What to do Next / Practical Steps
For investors considering off-plan properties in RAK or Dubai, it is crucial to conduct thorough due diligence. This includes evaluating the reputation and track record of developers, understanding the market dynamics of the specific area, and considering the financial implications of the investment.
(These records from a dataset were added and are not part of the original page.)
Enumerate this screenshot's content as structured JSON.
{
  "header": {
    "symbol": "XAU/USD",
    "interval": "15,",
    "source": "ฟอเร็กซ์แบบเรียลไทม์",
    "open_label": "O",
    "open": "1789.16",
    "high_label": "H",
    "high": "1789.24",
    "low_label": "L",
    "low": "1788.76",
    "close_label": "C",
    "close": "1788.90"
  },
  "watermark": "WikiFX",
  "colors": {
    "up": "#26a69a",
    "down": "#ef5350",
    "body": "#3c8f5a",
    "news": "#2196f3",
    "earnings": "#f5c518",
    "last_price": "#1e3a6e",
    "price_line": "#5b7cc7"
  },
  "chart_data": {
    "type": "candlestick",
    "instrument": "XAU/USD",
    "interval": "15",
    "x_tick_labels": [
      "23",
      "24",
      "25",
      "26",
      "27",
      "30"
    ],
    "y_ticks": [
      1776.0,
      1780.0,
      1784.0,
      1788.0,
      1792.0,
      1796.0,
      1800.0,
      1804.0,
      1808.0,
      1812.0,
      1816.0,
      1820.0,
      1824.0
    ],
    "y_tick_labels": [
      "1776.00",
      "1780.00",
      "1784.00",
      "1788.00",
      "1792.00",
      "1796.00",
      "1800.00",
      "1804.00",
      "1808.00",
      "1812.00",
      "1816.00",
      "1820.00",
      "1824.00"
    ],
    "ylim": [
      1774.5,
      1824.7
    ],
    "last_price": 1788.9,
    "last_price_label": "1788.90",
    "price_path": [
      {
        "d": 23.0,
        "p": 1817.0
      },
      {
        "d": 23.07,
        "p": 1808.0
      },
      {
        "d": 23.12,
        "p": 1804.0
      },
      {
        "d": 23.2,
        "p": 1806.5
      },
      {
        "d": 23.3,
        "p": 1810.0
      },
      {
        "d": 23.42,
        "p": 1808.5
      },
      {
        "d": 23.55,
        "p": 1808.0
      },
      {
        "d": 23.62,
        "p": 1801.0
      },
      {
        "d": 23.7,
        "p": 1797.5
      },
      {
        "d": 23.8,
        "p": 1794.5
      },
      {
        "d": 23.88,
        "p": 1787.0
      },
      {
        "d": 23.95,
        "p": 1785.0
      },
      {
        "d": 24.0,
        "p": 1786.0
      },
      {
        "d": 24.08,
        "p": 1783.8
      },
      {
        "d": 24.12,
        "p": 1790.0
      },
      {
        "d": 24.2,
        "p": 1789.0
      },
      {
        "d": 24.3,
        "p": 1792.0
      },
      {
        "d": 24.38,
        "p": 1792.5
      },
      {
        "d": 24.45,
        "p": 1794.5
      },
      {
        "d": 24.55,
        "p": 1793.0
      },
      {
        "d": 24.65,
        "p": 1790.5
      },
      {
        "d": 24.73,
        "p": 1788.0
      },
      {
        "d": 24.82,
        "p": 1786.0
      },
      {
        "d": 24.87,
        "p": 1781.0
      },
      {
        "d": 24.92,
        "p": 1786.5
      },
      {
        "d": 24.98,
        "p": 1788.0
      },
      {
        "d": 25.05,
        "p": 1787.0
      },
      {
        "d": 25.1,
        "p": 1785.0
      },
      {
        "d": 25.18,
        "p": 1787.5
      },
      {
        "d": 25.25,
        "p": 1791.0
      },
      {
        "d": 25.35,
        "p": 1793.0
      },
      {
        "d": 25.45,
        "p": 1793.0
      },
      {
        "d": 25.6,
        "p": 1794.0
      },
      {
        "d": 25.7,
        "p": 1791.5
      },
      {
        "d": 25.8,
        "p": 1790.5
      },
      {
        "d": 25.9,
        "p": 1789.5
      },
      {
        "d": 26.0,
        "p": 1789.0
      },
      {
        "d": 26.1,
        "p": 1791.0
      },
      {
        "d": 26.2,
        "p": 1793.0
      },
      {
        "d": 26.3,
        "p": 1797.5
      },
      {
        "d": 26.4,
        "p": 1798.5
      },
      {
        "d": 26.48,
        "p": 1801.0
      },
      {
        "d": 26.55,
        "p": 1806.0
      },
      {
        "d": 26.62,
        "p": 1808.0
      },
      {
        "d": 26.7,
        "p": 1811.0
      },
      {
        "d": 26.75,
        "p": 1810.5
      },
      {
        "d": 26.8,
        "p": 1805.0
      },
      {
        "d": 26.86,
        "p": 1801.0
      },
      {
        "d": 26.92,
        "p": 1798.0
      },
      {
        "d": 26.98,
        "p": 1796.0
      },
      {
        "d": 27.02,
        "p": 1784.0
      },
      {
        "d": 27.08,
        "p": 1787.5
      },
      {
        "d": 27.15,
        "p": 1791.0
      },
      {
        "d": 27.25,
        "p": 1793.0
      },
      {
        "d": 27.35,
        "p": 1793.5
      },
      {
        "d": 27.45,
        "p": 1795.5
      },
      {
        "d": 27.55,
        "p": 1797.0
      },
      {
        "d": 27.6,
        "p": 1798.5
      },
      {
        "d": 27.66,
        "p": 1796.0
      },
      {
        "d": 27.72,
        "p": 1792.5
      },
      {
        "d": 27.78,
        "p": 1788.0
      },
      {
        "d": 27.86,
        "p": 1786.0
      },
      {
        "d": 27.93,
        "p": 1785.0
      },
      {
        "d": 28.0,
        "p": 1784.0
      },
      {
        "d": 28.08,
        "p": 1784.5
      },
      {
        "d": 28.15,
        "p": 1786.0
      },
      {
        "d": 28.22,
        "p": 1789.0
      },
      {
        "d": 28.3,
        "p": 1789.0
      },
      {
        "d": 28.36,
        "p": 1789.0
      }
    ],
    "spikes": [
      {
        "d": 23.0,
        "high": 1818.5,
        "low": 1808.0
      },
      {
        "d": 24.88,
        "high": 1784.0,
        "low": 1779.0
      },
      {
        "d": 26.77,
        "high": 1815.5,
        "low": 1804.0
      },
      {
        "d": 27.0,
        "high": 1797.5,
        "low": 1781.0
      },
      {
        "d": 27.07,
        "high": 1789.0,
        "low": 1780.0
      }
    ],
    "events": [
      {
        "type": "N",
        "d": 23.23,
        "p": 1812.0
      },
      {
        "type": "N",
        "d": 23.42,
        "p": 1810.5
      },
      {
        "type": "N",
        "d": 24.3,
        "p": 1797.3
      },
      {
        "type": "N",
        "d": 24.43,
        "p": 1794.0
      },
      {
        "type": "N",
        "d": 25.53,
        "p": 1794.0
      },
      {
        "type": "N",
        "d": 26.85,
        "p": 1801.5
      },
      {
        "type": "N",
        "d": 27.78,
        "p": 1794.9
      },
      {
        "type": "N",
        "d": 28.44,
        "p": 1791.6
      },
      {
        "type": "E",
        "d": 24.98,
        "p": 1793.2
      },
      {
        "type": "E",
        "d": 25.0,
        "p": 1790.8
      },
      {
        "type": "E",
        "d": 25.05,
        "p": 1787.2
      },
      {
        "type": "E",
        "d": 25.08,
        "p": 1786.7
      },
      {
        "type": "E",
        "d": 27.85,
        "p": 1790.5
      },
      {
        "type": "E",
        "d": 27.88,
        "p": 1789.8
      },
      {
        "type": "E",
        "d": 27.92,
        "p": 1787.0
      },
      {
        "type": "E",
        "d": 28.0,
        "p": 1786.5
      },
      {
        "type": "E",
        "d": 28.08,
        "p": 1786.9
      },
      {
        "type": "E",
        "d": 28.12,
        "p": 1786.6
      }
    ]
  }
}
Sofia Sands Realty (RERA 41793) holds direct allocation on Bay Views, Hayat Island, and can provide insights and assistance in navigating the complexities of the RAK and Dubai property markets.
Frequently Asked Questions
What is the average price per square foot for off-plan properties in Dubai?
The average price per square foot for off-plan properties in Dubai in Q1 2026 was AED 2,047 (Source: DLD).
How has the transaction volume in RAK changed year-on-year?
RAK's transaction volume saw a 240% increase year-on-year in Q1 2026, reaching AED 11B (Source: RAK Properties).
What is the rental yield for properties in Hayat Island RAK?
The rental yield for properties in Hayat Island RAK is between 6–8% (Source: ValuStrat).
What is the capital growth rate for Dubai Marina?
The capital growth rate for Dubai Marina from 2025 to 2026 was 10% (Source: ValuStrat).
How does the rental yield in JVC compare to other areas?
The rental yield in JVC is 6–8%, which is higher than Dubai Marina's 4–6% (Source: ValuStrat).
What is the completion status of Cape Hayat in RAK?
Cape Hayat in RAK is 86.5% complete (Source: RAK Properties).
What is the average capital growth for Dubai residential properties?
The average capital growth for Dubai residential properties in 2026 was 10% (Source: ValuStrat).
How does the price per square foot compare between Palm Jumeirah and Bluewaters Island?
Palm Jumeirah has a higher price range of AED 2,500–4,500/sqft compared to Bluewaters Island's AED 1,500–2,500/sqft (Source: ValuStrat).